I don’t read middle-grade fiction in any other context than Newbery stuff, but it’s been fun, so I thought I’d take another trip through the history of the award. This one will take longer – there’s only one medal winner per year, but there’s usually a handful of honors. It looks like there are currently 338 books on the list, although more will be added before I’m done.

I did my read-through of the winners in chronological order. On the one hand, it’s interesting to follow the development of what’s considered the best in children’s literature through the years. On the other, a lot of those early-decade books were not good, so there were some long stretches of unpleasant reading. This time, I’m mixing it up — I literally put a random number column on my booklist and hit sort, so I’m doing whatever that gives me. We also bought copies of all of the winners as we got to them, and I think I’m doing that again. (It may be hard to track down copies of some of these, we’ll see.)

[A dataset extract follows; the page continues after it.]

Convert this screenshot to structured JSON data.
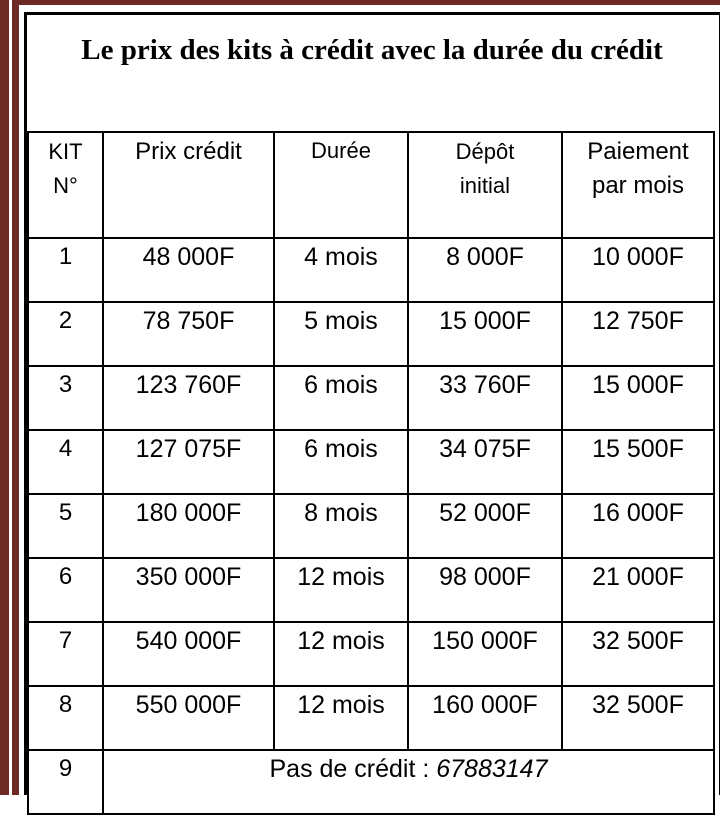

Looking through the list, I think I read about 15 of them as a kid, which is something like half the number of winners I had read before I started that list. I thought it’d be more; I read a lot as a kid, and figured there’d be a dense run of the 80s and 90s I’d have made it through, but not really. About half are either Laura Ingalls Wilder books (she won 5 Honors!) or ones from the Heavy Medal mock I read this past December. My plan is to re-read all of them but the ones from last year, but who knows how I’ll feel when I get closer to the end. I really loved Pedro Martín’s Mexikid, maybe I’ll do that one anyway.

So, here goes nothing. The first on my list is the 2004 Honor book Olive’s Ocean by Kevin Henkes.